Parallels for the Afghan Taliban?

By contrast to the Pakistani Taliban – the Tehrik-e Taliban Pakistan (TTP) – who appear to have been roundly criticised by Bin Laden for indiscriminate attacks against Muslims, there is no detailed referencing of the Afghan Taliban within the released documents, although the Afghan Taliban are surely guilty of similar killings.  There are several possible reasons for this:

  • Mullah Omar and the Afghan Taliban have little contact with Bin Laden and do not affiliate themselves with AQ in the sense of the other AQ “franchise” groups across the world”
  • From Bin Laden’s perspective, the Afghan Taliban are “doing their own thing” effectively in Afghanistan – bringing pain to the US – and he has no real reason to keep any strong links.  Maintain light contact,  yes, but otherwise keep an air gap between the organisations for everybody’s security
  • There are deeper contacts and documents exist (perhaps including embarrassing evidence of Pakistani collusion) but the US intelligence agencies are still exploiting this strand of reporting in order to target the Taliban (Mullah Omar might be in a similar situation to Bin Laden in his compound) and AQ

I think it is probably a combination of these three angles, but primarily because I don’t think the Taliban are that closely connected to AQ, either in ideology or operations, anymore, Mullah Omar’s personal family ties to Bin Laden notwithstanding.  They have never had the international terrorist agenda of AQ and Bin Laden’s time in Afghanistan was more of a marriage of (inconvenience) that a whole-hearted merger of ideas, goals and values.  But AQ fighters and experts (particularly IED and bomb-making) certainly continue to eat, sleep, fight and die operate alongside Afghan and Pakistani Taliban in the borderlands of these countries.

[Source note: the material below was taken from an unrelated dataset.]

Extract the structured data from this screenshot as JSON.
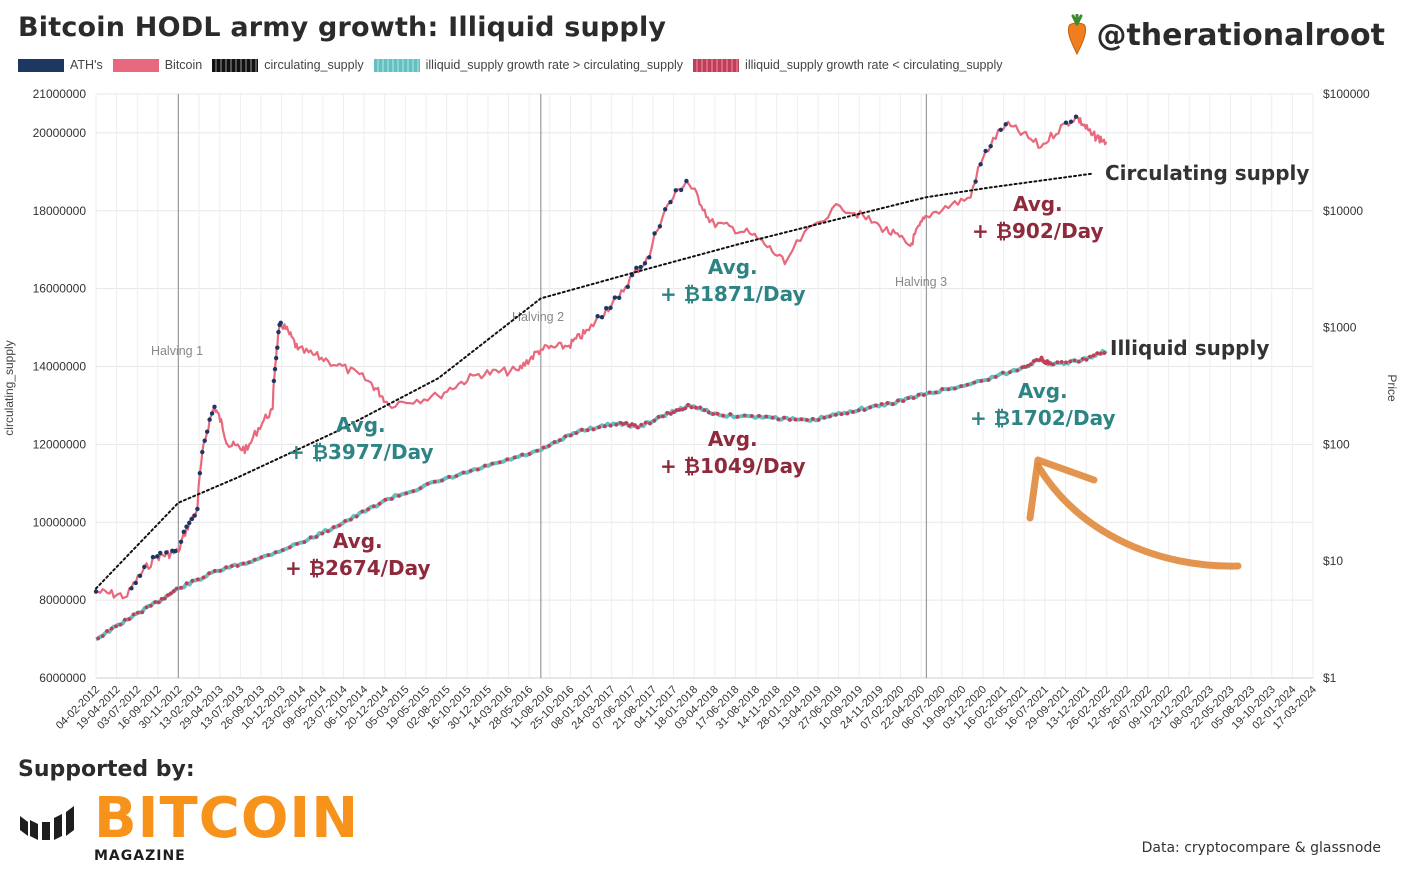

Might Mullah Omar go the same way?

There is a case to be made that the death of Mullah Omar would make things much more fragmented and chaotic in Afghanistan and further reduce the chances of viable peace deals.  Who would you talk to and what would emerge in his place?  But I suspect that a key US goal will be to eliminate Mullah Omar if they get a sniff of his whereabouts, whether he is in Afghanistan of Pakistan, because it would fit the increasingly flimsy definition of “success”, post-Chicago.  Essentially, blow him up and let the consequences be worried about by someone else.

Mullah Omar has been elusive as Osama Bin Laden and you can perhaps make a case that Mullah Omar is in a similar position to that of Bin Laden in the latter months and years of his life.  Perhaps he is holed up with part of his family in a low profile compound with limited facilities in or around Quetta, dependent upon one television for his information.  It would make sense – particularly after the manner of Bin Laden’s death – that he is now more or less in complete isolation with nothing but a handful of very trusted followers/messengers to enable him to keep in contact.

Command and control would be very difficult and probably frustrating.  He may be finding it difficult to keep the leadership council together amidst “political” and “military” group rivalries.  At a time when the Taliban commanders in Quetta and, perhaps more crucially, in the field in Afghanistan, are increasingly concerned and confused amid the swirling rumours of talks or no talks, Mullah Omar is less able than ever to exert a clear, calming and directing influence.  Perhaps Omar’s infrequent media statements now represent his best opportunities for communicating his instructions to the fighters?

However, I think the big difference is that it is much more likely that Pakistani military intelligence personnel actually know where he is (even if Zardari and the civilian government do not) and how to get messages to him.  But I don’t necessarily think that this is something that the Taliban are comfortable with.